In other words, my mum understands the consequences of drinking; she understands the very real risk of death, but the compulsion to continue drinking is too strong to ignore.

This sense of compulsion, as described above, is where the word ‘addiction’ itself comes from. It is a Latin word and implies enslavement. Those who are addicted are ruled by the bottle.

It can be argued, then, surely, that addiction is, by definition, a loss of the ability to make choices, and, in turn, reason enough to section someone.

The above is true of other countries, so why not here?

In Australia, for example, people can be sectioned if they are alcohol dependent and meet the following four criteria:

  • Severe dependence (tolerance, withdrawals, loss of capacity to make a decision).
  • At risk of serious harm (physical or psychological).
  • Likely to benefit from treatment but refuses.
  • No less restrictive treatment available.

It’s hard to know that if my mum weren’t in the UK, she wouldn’t be left to die at home.

Yes, my mum knows her name and where she is, the only questions she gets asked when she has an ‘assessment’, but how anyone can say that she has the capacity to make her own decisions when she is putting her life on the line (which, by the way, is grounds to section someone), is beyond me.

‘Ruled by the Bottle.’

If my mum weren’t so unwell, she wouldn’t be going to the hospital for treatment, only to get agitated and leave before anything could be done.

My mum goes to the hospital with the right intentions, to get well, but pointing back to the lack of impulse control again, eventually, her want to drink takes over her need to get better. This is why, after being at A&E for 6 hours yesterday, she pulled her canula out and left.

Despite being told that she could bleed to death if she got a single cut owing to her extremely low platelet count, she ripped a needle directly out of a vein in her arm and went home.

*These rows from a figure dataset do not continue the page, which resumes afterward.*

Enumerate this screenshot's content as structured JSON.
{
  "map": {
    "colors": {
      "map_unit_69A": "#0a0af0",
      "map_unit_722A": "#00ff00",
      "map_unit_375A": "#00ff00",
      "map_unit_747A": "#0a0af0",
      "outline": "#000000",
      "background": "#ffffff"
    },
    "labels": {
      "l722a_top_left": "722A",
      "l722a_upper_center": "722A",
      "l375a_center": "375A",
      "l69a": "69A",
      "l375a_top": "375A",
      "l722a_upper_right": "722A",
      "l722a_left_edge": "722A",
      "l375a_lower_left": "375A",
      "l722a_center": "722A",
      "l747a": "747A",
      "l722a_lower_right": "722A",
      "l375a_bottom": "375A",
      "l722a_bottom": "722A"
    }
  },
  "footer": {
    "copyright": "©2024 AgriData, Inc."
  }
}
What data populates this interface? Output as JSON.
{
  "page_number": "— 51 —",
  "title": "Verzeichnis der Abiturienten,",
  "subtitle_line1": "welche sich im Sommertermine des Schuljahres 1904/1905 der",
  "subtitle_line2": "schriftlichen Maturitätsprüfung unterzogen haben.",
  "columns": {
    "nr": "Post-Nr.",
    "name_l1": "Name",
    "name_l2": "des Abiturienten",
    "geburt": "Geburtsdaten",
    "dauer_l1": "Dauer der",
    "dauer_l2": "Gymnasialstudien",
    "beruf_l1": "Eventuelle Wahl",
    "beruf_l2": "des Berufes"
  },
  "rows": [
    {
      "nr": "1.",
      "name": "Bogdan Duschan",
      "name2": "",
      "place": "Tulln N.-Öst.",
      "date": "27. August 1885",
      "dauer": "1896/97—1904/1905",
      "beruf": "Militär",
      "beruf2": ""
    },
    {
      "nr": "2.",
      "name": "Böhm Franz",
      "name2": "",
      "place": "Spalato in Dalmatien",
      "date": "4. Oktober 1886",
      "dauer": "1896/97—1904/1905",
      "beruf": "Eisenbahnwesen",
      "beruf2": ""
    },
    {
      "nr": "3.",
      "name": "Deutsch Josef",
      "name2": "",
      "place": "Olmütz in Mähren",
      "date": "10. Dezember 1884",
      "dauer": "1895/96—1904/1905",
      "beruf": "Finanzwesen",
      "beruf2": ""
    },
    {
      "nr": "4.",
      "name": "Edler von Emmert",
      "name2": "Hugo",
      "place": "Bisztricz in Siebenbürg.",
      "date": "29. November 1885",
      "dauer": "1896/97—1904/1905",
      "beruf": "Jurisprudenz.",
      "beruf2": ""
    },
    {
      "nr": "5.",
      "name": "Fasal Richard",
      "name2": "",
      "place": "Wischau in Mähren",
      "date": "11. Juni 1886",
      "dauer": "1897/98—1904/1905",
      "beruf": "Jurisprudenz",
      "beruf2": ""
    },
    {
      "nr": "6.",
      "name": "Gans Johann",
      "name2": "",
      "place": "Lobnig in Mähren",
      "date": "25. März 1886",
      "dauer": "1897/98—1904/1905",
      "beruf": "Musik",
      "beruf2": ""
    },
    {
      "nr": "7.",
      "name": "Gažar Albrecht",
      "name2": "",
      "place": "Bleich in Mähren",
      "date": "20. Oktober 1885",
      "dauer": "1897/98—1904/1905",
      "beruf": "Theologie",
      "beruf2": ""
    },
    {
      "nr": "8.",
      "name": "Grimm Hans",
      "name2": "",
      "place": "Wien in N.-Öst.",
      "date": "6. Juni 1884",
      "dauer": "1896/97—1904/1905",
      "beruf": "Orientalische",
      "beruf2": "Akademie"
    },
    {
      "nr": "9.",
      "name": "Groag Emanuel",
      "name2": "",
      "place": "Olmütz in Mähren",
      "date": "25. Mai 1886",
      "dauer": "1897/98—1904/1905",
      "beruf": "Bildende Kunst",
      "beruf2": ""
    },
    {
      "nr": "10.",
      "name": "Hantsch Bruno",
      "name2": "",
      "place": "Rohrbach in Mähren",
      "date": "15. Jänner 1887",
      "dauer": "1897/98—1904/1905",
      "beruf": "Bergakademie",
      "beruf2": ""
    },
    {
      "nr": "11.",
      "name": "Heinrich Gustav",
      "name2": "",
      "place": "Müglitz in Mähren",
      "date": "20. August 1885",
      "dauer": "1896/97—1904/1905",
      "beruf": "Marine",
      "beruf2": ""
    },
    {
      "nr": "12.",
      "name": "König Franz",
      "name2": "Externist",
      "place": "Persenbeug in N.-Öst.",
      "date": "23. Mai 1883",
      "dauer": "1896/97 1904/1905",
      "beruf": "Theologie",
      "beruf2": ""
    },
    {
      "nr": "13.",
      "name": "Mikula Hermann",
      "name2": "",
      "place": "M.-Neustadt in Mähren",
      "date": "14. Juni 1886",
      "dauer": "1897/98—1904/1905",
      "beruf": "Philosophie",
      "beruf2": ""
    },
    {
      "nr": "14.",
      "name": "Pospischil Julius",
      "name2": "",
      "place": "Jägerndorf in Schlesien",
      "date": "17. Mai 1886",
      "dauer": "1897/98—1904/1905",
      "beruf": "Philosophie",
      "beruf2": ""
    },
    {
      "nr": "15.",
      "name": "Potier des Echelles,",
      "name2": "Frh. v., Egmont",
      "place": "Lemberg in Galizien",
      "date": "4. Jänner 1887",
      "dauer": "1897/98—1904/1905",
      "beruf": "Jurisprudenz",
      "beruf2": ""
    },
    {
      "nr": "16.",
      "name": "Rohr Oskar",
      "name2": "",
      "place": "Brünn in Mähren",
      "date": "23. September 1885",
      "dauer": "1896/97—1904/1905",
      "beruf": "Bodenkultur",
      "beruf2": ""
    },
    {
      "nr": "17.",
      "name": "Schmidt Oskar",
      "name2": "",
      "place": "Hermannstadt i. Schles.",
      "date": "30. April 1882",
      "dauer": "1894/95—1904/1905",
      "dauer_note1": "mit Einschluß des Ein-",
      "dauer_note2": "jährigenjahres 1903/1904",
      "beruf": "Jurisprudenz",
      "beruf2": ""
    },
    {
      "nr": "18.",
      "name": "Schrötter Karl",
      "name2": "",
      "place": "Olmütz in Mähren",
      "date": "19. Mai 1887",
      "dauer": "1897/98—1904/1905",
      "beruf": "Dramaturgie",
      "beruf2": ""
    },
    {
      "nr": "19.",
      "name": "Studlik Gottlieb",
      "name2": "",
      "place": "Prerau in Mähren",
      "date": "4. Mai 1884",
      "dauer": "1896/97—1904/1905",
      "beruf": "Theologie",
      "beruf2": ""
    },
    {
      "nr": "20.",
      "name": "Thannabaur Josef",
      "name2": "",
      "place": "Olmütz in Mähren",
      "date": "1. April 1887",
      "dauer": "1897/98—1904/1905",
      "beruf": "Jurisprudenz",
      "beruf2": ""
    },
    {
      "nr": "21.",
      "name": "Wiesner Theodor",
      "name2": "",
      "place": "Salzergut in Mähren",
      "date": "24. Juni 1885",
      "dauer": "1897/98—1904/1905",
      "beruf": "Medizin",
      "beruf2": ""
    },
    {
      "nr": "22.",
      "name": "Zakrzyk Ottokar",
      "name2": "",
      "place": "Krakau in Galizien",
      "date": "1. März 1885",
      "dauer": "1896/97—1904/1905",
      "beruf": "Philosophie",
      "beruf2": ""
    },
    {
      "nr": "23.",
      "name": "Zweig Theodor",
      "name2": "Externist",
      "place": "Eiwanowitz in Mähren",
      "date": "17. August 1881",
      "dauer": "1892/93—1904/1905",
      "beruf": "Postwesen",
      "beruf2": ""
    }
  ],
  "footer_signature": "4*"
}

The whole situation is just going round in circles. We get the tiniest sliver of hope that something might actually be done to save a mum, a daughter, a wife, and then we’re knocked back down and back at the start again.

The law needs to be changed.

I understand why sectioning laws are so tight, don’t get me wrong, because to be placed under a section is to essentially have your rights taken away from you and your freedom restricted, but surely assessments should be done on a case-by-case basis.

My mum is a high-functioning alcoholic. She always has been. She is neglecting herself now more than ever — she’s not eating, she’s not washing, all she is interested in is wine — but even now, she can still answer the two questions that are asked when people perform a capacity assessment — ‘What is your name?’ ‘Where are you?’

Referring back to myself again here, when I was sectioned, I didn’t have to answer those questions because I wasn’t brain-dead, just like my mum isn’t brain-dead. Like her, I knew my own name, and I knew where I was and what was happening, but did I have the capacity to make a safe decision for myself when my mind was focused on one thing and one thing only? No. Undoubtedly not, hence why I was sectioned and forced into treatment (which, if I hadn’t been, I’d be dead now).

Surely this level of neglect cannot be allowed to continue.

Time is running out for my mum. She is already showing signs, I believe, of late-stage liver failure. If she carries on drinking without any intervention (i.e., hospitalisation), I fear that I will be attending her funeral in the not-too-distant future.

I write this so that should the unthinkable happen, I have documented that I have tried. We have all tried. Unfortunately, we can’t do anything more now. We just have to hope that the people who can, will do so, before it’s too late.